With a good initial track record, Vera is now thinking strategically about the institute’s sustainability. She has all the elements in place to develop a revenue generating initiative. The strategy includes: Establishing the Movere Institute’s Headquarters and Research Center on the east side of Sao Paulo (the poorest and most populated region) to offer free treatment to low-income communities; implementing fee-for service, in-depth courses targeting professionals—Movere has already conducted a feasibility study to launch these courses; and operating gyms as social businesses that offer low-cost health activities to the bottom of the pyramid, thus subsidizing Movere’s free activities.

By affecting three generations at the same time (i.e. children, parents, and their future families), this multi-pronged approach has the potential to reduce the health care cost related to obesity by at least 8 percent nationally. Thus, Vera is pursuing partnership opportunities with the Ministry of Health. Her ultimate goal is to re-establish a healthy link between human beings, the earth, and nourishment.

The Person

Vera was strongly influenced as a child by her father’s social commitment. He frequently took her and her siblings to different areas of the city to give them a true appreciation of different socioeconomic realities and to elicit a desire to become active citizens. He was an Attorney General and a community leader.

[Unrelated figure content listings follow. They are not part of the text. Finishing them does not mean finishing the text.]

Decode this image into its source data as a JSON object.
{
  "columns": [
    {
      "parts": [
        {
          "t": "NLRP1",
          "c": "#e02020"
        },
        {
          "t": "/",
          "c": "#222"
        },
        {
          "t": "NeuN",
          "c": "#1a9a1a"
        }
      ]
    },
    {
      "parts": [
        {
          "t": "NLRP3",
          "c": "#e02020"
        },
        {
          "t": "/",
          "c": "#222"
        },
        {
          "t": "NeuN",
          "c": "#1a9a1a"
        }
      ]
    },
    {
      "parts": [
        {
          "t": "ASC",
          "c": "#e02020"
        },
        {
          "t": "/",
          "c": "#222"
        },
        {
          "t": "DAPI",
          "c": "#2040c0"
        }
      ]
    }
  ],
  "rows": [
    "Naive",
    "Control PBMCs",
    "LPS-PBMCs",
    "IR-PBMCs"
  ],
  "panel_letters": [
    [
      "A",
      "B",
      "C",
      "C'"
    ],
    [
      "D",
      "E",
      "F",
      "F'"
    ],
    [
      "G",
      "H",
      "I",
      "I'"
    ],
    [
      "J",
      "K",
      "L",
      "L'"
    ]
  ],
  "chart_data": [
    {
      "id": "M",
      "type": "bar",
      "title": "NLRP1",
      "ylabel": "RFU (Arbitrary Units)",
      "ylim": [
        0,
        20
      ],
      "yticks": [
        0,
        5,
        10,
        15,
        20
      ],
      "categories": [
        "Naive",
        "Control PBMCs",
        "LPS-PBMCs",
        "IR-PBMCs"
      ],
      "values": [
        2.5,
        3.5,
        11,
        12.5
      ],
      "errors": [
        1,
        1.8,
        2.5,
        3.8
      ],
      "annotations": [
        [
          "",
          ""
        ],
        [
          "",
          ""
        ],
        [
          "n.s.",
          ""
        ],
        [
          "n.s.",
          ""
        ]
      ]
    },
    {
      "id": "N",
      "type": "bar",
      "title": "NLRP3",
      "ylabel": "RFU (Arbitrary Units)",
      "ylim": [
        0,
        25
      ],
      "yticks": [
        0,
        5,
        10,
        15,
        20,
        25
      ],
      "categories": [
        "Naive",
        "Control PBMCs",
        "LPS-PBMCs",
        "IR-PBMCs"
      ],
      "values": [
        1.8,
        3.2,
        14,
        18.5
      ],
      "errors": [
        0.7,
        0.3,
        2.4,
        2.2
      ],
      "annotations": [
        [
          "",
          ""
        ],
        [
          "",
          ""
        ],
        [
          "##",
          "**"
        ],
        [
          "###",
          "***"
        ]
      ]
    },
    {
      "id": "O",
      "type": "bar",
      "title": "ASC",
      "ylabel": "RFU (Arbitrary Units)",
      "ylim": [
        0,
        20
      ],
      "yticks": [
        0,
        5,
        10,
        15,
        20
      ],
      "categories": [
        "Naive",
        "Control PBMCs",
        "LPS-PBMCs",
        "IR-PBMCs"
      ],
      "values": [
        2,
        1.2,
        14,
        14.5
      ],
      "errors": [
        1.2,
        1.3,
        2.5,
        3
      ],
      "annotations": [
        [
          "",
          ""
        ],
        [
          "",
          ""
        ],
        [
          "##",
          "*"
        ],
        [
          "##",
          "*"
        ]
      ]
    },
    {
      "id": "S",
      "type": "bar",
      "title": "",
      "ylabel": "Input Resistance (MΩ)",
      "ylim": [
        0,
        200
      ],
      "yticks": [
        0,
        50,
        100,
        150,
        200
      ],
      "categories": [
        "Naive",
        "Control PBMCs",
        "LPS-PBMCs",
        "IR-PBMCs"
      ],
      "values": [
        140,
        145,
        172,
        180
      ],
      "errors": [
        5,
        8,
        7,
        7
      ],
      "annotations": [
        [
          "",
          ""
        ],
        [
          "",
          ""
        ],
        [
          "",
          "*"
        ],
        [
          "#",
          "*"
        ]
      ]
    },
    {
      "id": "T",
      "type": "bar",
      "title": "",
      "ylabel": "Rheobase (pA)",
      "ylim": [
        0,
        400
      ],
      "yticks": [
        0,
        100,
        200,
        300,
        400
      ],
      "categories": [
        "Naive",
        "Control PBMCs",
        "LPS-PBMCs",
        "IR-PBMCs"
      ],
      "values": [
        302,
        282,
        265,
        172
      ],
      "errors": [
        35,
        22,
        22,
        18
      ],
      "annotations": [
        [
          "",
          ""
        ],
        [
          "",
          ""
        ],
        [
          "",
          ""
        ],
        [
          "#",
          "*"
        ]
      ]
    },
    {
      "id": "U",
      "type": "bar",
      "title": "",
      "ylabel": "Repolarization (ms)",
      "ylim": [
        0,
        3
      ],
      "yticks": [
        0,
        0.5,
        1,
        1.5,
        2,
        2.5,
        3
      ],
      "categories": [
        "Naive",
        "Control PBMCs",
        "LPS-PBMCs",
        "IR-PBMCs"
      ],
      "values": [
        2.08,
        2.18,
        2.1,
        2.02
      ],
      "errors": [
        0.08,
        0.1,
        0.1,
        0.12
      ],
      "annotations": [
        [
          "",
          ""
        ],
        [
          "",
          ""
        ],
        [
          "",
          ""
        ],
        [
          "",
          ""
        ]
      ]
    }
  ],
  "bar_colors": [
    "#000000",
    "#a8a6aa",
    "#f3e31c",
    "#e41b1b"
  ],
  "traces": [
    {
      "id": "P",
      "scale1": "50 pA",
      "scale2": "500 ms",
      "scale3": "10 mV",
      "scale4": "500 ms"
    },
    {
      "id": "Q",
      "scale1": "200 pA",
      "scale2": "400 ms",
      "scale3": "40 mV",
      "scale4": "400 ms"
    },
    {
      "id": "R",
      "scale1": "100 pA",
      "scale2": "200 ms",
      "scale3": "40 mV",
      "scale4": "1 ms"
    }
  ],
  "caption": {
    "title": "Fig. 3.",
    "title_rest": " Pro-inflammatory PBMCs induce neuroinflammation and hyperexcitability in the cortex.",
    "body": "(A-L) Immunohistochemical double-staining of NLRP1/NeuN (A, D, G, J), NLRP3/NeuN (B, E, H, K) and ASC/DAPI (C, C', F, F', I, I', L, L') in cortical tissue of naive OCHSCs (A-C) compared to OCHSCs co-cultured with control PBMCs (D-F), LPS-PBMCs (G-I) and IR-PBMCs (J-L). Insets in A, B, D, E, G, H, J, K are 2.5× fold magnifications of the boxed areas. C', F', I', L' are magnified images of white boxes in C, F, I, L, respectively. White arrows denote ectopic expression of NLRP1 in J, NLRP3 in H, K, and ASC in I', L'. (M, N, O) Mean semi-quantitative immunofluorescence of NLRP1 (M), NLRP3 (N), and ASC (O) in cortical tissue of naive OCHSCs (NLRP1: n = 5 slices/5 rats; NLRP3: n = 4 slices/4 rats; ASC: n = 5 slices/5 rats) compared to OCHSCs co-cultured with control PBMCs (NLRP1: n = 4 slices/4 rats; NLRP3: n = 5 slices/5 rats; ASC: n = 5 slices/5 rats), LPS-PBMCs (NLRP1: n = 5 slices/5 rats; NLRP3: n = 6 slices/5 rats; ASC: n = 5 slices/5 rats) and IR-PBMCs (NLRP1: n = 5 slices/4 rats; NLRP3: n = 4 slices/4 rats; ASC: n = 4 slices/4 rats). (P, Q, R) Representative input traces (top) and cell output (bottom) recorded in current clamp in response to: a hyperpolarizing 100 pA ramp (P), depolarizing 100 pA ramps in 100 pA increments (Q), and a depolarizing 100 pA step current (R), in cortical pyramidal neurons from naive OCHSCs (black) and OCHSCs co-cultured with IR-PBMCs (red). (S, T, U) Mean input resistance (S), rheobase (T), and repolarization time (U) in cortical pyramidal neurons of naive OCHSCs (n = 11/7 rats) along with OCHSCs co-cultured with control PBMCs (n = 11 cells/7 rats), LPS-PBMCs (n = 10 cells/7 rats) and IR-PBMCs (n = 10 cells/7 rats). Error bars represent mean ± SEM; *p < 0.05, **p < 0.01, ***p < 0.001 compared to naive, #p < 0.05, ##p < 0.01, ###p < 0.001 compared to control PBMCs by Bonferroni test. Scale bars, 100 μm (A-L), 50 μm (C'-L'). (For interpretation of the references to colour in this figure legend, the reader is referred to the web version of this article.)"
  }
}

In high school, Vera became recognized as a leader as a result of proactively defending children who were being bullied, publishing newspaper articles in the 1970s (i.e. during the dictatorship) and by spearheading charitable activities. At the age of 17, Vera decided to become a mother, even though everyone encouraged her to remain an “independent woman.” She confronted her parents, and society, and left with her boyfriend to raise her children. They became her priority and she decided that above all else, she would bring them up in a rich learning environment.

Nine years later, Vera realized that she needed a new challenge and she opened the region’s first natural product store with her brother. She also decided to pursue postsecondary studies. Vera enrolled in university preparatory courses, and at the age of 33, she began her university degree. She originally thought of pursuing pharmaceutical studies, until she realized that physical education would provide her with exactly what she was looking for: A renewed connection between body and mind to promote better health. Driven by sheer determination (while she was still taking care of her children and the store) Vera became involved with community initiatives at the university. It was during her specialization that she first became aware of the issue of obesity and became passionate about it immediately.

Although Vera began her professional life relatively late her experience as a mother was crucial to developing Movere’s methodology. As a mother she could understand the complex factors that led to obesity, pursuing her studies in a teaching hospital, Vera had the opportunity to attend to patients by creating an interdisciplinary connection with various professionals and specialists. She realized how important it was to adapt treatment to each patient, and encouraging lifestyle changes was equally important.

Initially, one of Vera’s challenges was to find support for her approach among medical professionals. After 14 years of work and studies in the field of childhood obesity, she created the Movere Institute of Community Actions: An unprecedented initiative in Brazil that brings interdisciplinary care to overweight children from low-income backgrounds. Thanks to greater access to information about obesity and lifestyle changes, Vera hopes that one day obesity will cease to be such a prominent problem and attention will shift to prevention rather than treating its symptoms.